Richard Sherman made an interesting comment after the game, saying, "the NFC Championship game was the Superbowl." Besides the fact that Sherman has not held back his thoughts in the slightest to the media, his statement should make us think. Two weeks before the Superbowl, the two division rivals in the NFC West battled it out to be the NFC's Superbowl representatives. The difference between the Superbowl and the NFC Championship game is very obvious. The NFC Championship game was close and entertaining.
Now let's look three weeks back when New Orleans went to Seattle for the second time this season. While New Orleans may have had a bit of an advantage having played in Seattle about a month before the divisional round of the playoffs, this game was still within one score.
In hindsight, the Superbowl seemed to be the easiest playoff game Seattle had played in. Still, many factors may have contributed to this near shutout. Percy Harvin, for one, made multiple big plays that helped to extend the Seahawks' lead. But the fact of the matter is, on this given Sunday, Seattle was better than Denver, and by a long shot.

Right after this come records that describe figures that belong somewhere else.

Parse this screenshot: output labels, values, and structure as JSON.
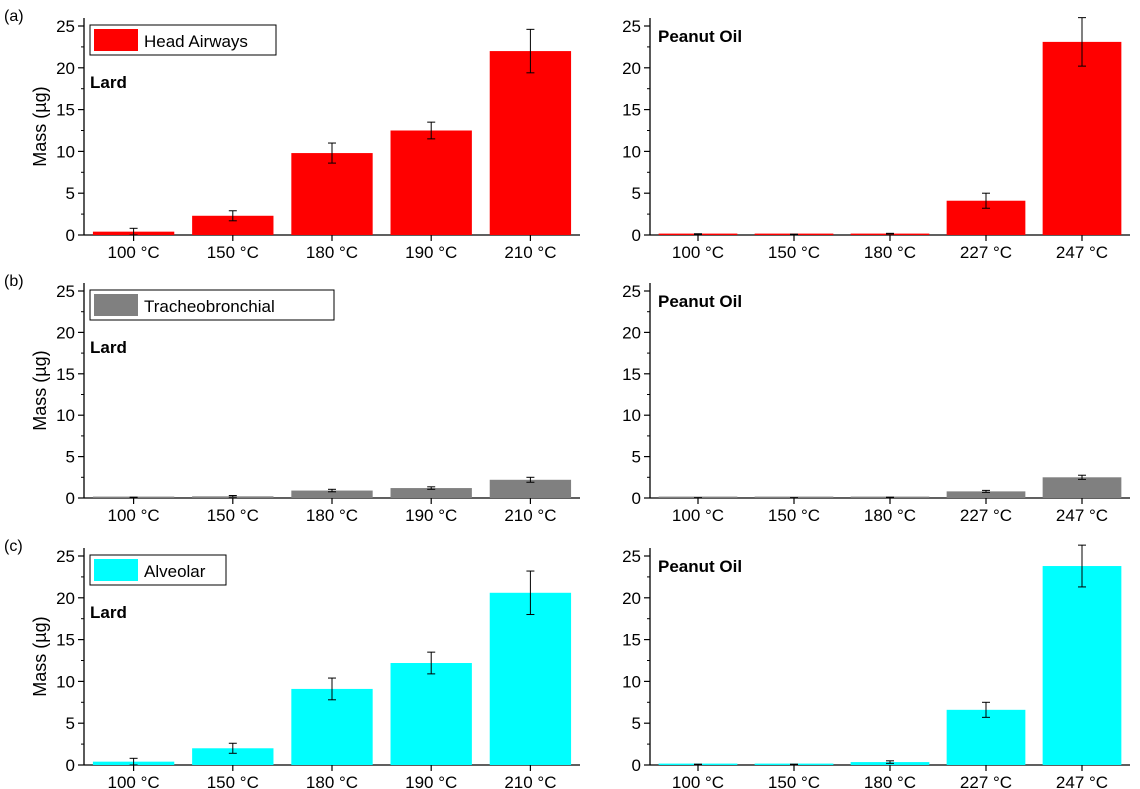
{
  "chart_data": [
    {
      "panel": "(a)",
      "type": "bar",
      "inset_label": "Lard",
      "legend": "Head Airways",
      "ylabel": "Mass (µg)",
      "color": "#ff0000",
      "categories": [
        "100 °C",
        "150 °C",
        "180 °C",
        "190 °C",
        "210 °C"
      ],
      "values": [
        0.4,
        2.3,
        9.8,
        12.5,
        22.0
      ],
      "errors": [
        0.4,
        0.6,
        1.2,
        1.0,
        2.6
      ],
      "ylim": [
        0,
        25
      ],
      "yticks": [
        "0",
        "5",
        "10",
        "15",
        "20",
        "25"
      ]
    },
    {
      "panel": "",
      "type": "bar",
      "inset_label": "Peanut Oil",
      "color": "#ff0000",
      "categories": [
        "100 °C",
        "150 °C",
        "180 °C",
        "227 °C",
        "247 °C"
      ],
      "values": [
        0.1,
        0.05,
        0.15,
        4.1,
        23.1
      ],
      "errors": [
        0.05,
        0.05,
        0.05,
        0.9,
        2.9
      ],
      "ylim": [
        0,
        25
      ],
      "yticks": [
        "0",
        "5",
        "10",
        "15",
        "20",
        "25"
      ]
    },
    {
      "panel": "(b)",
      "type": "bar",
      "inset_label": "Lard",
      "legend": "Tracheobronchial",
      "ylabel": "Mass (µg)",
      "color": "#808080",
      "categories": [
        "100 °C",
        "150 °C",
        "180 °C",
        "190 °C",
        "210 °C"
      ],
      "values": [
        0.05,
        0.2,
        0.9,
        1.2,
        2.2
      ],
      "errors": [
        0.05,
        0.1,
        0.15,
        0.15,
        0.3
      ],
      "ylim": [
        0,
        25
      ],
      "yticks": [
        "0",
        "5",
        "10",
        "15",
        "20",
        "25"
      ]
    },
    {
      "panel": "",
      "type": "bar",
      "inset_label": "Peanut Oil",
      "color": "#808080",
      "categories": [
        "100 °C",
        "150 °C",
        "180 °C",
        "227 °C",
        "247 °C"
      ],
      "values": [
        0.02,
        0.02,
        0.05,
        0.8,
        2.5
      ],
      "errors": [
        0.02,
        0.02,
        0.05,
        0.12,
        0.25
      ],
      "ylim": [
        0,
        25
      ],
      "yticks": [
        "0",
        "5",
        "10",
        "15",
        "20",
        "25"
      ]
    },
    {
      "panel": "(c)",
      "type": "bar",
      "inset_label": "Lard",
      "legend": "Alveolar",
      "ylabel": "Mass (µg)",
      "color": "#00ffff",
      "categories": [
        "100 °C",
        "150 °C",
        "180 °C",
        "190 °C",
        "210 °C"
      ],
      "values": [
        0.4,
        2.0,
        9.1,
        12.2,
        20.6
      ],
      "errors": [
        0.4,
        0.6,
        1.3,
        1.3,
        2.6
      ],
      "ylim": [
        0,
        25
      ],
      "yticks": [
        "0",
        "5",
        "10",
        "15",
        "20",
        "25"
      ]
    },
    {
      "panel": "",
      "type": "bar",
      "inset_label": "Peanut Oil",
      "color": "#00ffff",
      "categories": [
        "100 °C",
        "150 °C",
        "180 °C",
        "227 °C",
        "247 °C"
      ],
      "values": [
        0.05,
        0.05,
        0.35,
        6.6,
        23.8
      ],
      "errors": [
        0.05,
        0.05,
        0.15,
        0.9,
        2.5
      ],
      "ylim": [
        0,
        25
      ],
      "yticks": [
        "0",
        "5",
        "10",
        "15",
        "20",
        "25"
      ]
    }
  ]
}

Was Denver the best team the AFC had to offer? Many people said that if the Patriots made it to the Superbowl with so few pieces in place and such a young core of wide receivers, Belichick would be regarded as the best coach in history. Denver's road to the Superbowl may start to look a little less impressive when you look at who they played.

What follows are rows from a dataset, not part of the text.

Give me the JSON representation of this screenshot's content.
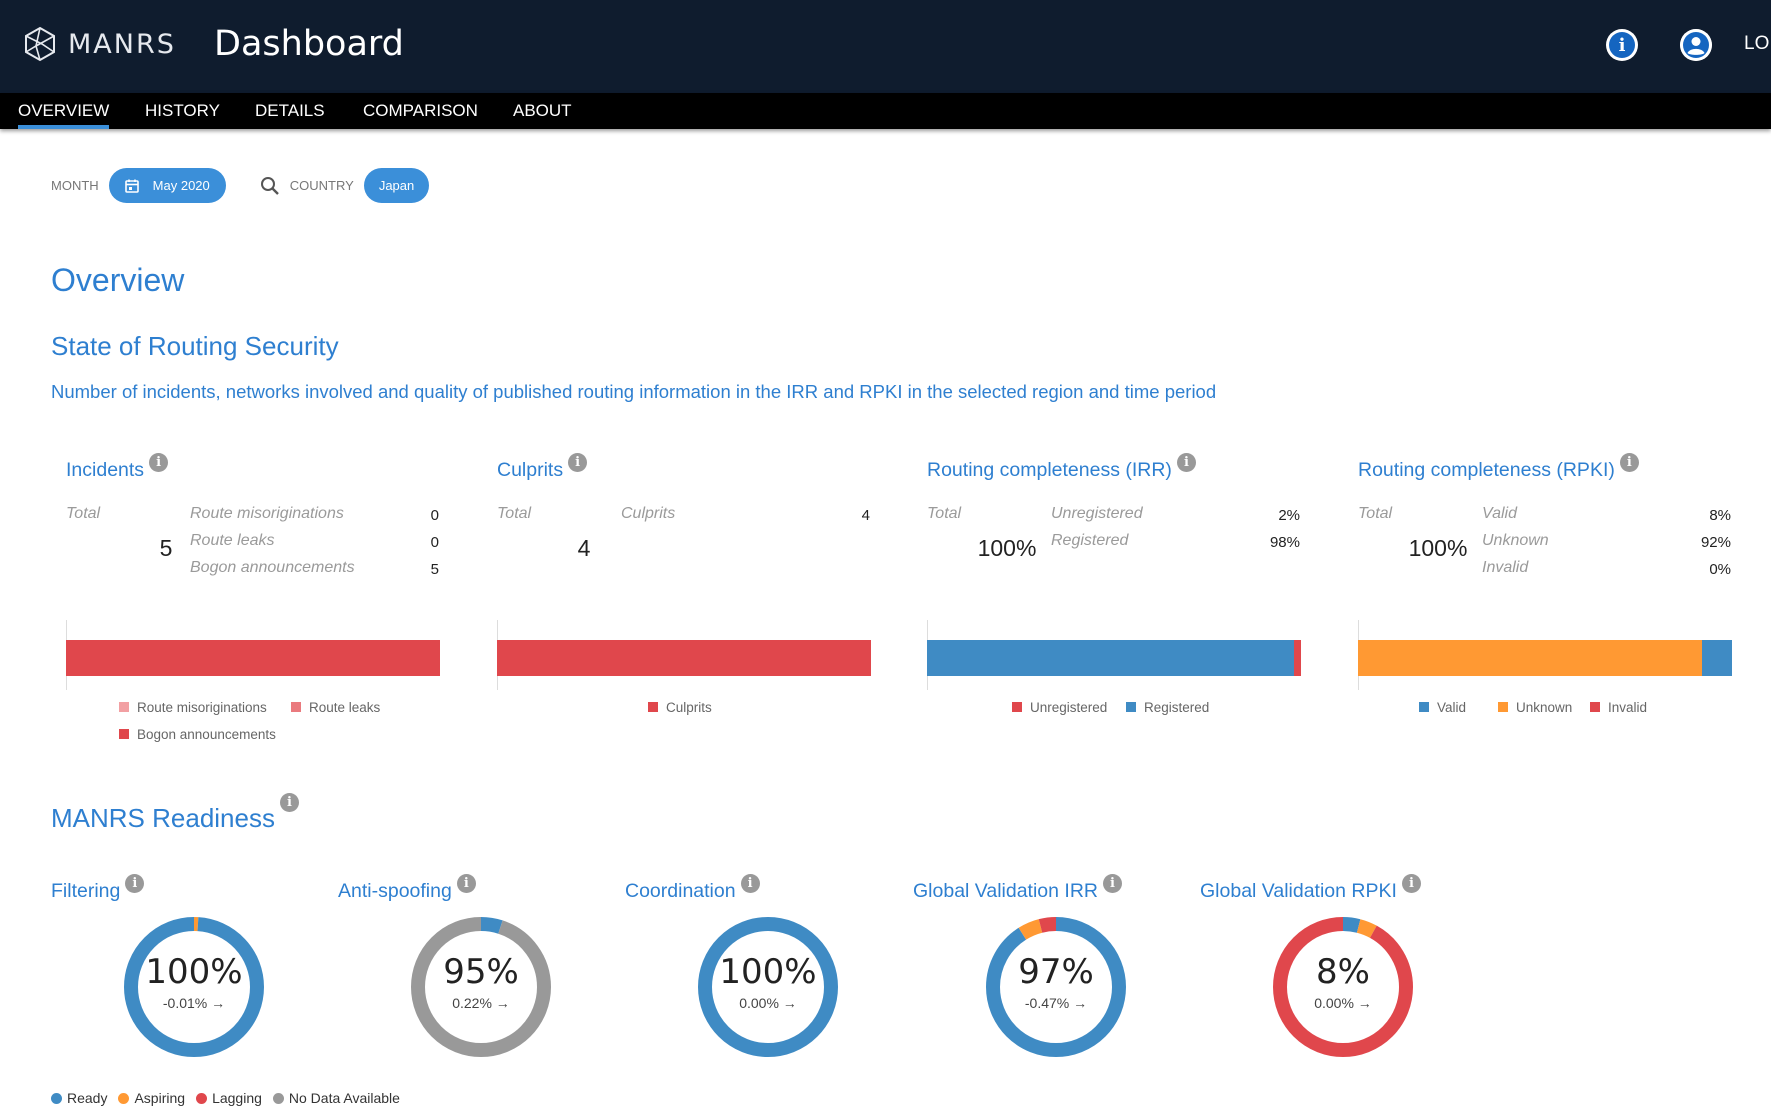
{
  "header": {
    "brand": "MANRS",
    "title": "Dashboard",
    "login_label": "LO"
  },
  "nav": {
    "tabs": [
      {
        "label": "OVERVIEW",
        "active": true
      },
      {
        "label": "HISTORY",
        "active": false
      },
      {
        "label": "DETAILS",
        "active": false
      },
      {
        "label": "COMPARISON",
        "active": false
      },
      {
        "label": "ABOUT",
        "active": false
      }
    ]
  },
  "filters": {
    "month_label": "MONTH",
    "month_value": "May 2020",
    "country_label": "COUNTRY",
    "country_value": "Japan"
  },
  "overview": {
    "heading": "Overview",
    "section_title": "State of Routing Security",
    "section_desc": "Number of incidents, networks involved and quality of published routing information in the IRR and RPKI in the selected region and time period"
  },
  "colors": {
    "accent": "#2e7fd0",
    "red": "#e0474c",
    "blue": "#3f8bc4",
    "orange": "#ff9933",
    "grey": "#999999",
    "pink": "#f2a0a3",
    "salmon": "#ea7a7e",
    "nav_bg": "#000000",
    "header_bg": "#0f1c2e"
  },
  "cards": {
    "incidents": {
      "title": "Incidents",
      "total_label": "Total",
      "total_value": "5",
      "rows": [
        {
          "label": "Route misoriginations",
          "value": "0"
        },
        {
          "label": "Route leaks",
          "value": "0"
        },
        {
          "label": "Bogon announcements",
          "value": "5"
        }
      ],
      "bar": [
        {
          "name": "Route misoriginations",
          "share": 0,
          "color": "#f2a0a3"
        },
        {
          "name": "Route leaks",
          "share": 0,
          "color": "#ea7a7e"
        },
        {
          "name": "Bogon announcements",
          "share": 1,
          "color": "#e0474c"
        }
      ],
      "legend": [
        "Route misoriginations",
        "Route leaks",
        "Bogon announcements"
      ]
    },
    "culprits": {
      "title": "Culprits",
      "total_label": "Total",
      "total_value": "4",
      "rows": [
        {
          "label": "Culprits",
          "value": "4"
        }
      ],
      "bar": [
        {
          "name": "Culprits",
          "share": 1,
          "color": "#e0474c"
        }
      ],
      "legend": [
        "Culprits"
      ]
    },
    "irr": {
      "title": "Routing completeness (IRR)",
      "total_label": "Total",
      "total_value": "100%",
      "rows": [
        {
          "label": "Unregistered",
          "value": "2%"
        },
        {
          "label": "Registered",
          "value": "98%"
        }
      ],
      "bar": [
        {
          "name": "Registered",
          "share": 0.98,
          "color": "#3f8bc4"
        },
        {
          "name": "Unregistered",
          "share": 0.02,
          "color": "#e0474c"
        }
      ],
      "legend": [
        "Unregistered",
        "Registered"
      ]
    },
    "rpki": {
      "title": "Routing completeness (RPKI)",
      "total_label": "Total",
      "total_value": "100%",
      "rows": [
        {
          "label": "Valid",
          "value": "8%"
        },
        {
          "label": "Unknown",
          "value": "92%"
        },
        {
          "label": "Invalid",
          "value": "0%"
        }
      ],
      "bar": [
        {
          "name": "Unknown",
          "share": 0.92,
          "color": "#ff9933"
        },
        {
          "name": "Valid",
          "share": 0.08,
          "color": "#3f8bc4"
        }
      ],
      "legend": [
        "Valid",
        "Unknown",
        "Invalid"
      ]
    }
  },
  "readiness": {
    "title": "MANRS Readiness",
    "items": [
      {
        "title": "Filtering",
        "pct": "100%",
        "change": "-0.01%",
        "segments": [
          {
            "color": "#ff9933",
            "share": 0.01
          },
          {
            "color": "#3f8bc4",
            "share": 0.99
          }
        ]
      },
      {
        "title": "Anti-spoofing",
        "pct": "95%",
        "change": "0.22%",
        "segments": [
          {
            "color": "#3f8bc4",
            "share": 0.05
          },
          {
            "color": "#999999",
            "share": 0.95
          }
        ]
      },
      {
        "title": "Coordination",
        "pct": "100%",
        "change": "0.00%",
        "segments": [
          {
            "color": "#3f8bc4",
            "share": 1
          }
        ]
      },
      {
        "title": "Global Validation IRR",
        "pct": "97%",
        "change": "-0.47%",
        "segments": [
          {
            "color": "#3f8bc4",
            "share": 0.91
          },
          {
            "color": "#ff9933",
            "share": 0.05
          },
          {
            "color": "#e0474c",
            "share": 0.04
          }
        ]
      },
      {
        "title": "Global Validation RPKI",
        "pct": "8%",
        "change": "0.00%",
        "segments": [
          {
            "color": "#3f8bc4",
            "share": 0.04
          },
          {
            "color": "#ff9933",
            "share": 0.04
          },
          {
            "color": "#e0474c",
            "share": 0.92
          }
        ]
      }
    ],
    "legend": [
      {
        "label": "Ready",
        "color": "#3f8bc4"
      },
      {
        "label": "Aspiring",
        "color": "#ff9933"
      },
      {
        "label": "Lagging",
        "color": "#e0474c"
      },
      {
        "label": "No Data Available",
        "color": "#999999"
      }
    ]
  }
}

Before you start to question my sanity, I am not taking anything away from the Broncos, or Peyton Manning. What he did this year was unprecedented and an amazing accomplishment for someone who could easily be regarded as one of the best ever at his position. I am simply looking at how strong the NFC looks now that the season is over.
Now taking a look at the NFC besides Seattle, Carolina has put together one of the best defenses in the league with Cam Newton leading the offense. New Orleans went from having the worst defense in history to being ranked in the top five and still being regarded as an offensive minded team. San Francisco has made it to three straight NFC Championship games and has had a top rated defense in Harbaugh's three years. Chip Kelly seems as if he may have started something special in Philadelphia during his first season as head coach. I haven't even mentioned Green Bay, Chicago, Detroit, St. Louis, or even Atlanta, who is one season removed from an NFC Championship appearance.
To me, the entirety of the NFC looks ridiculously strong right now. I would not be surprised if one of the latter teams I mentioned rose to power in the NFC, but until next season's games are played, every team has an opportunity to make those slight adjustments that put them over the edge, making them contenders to be Superbowl champions.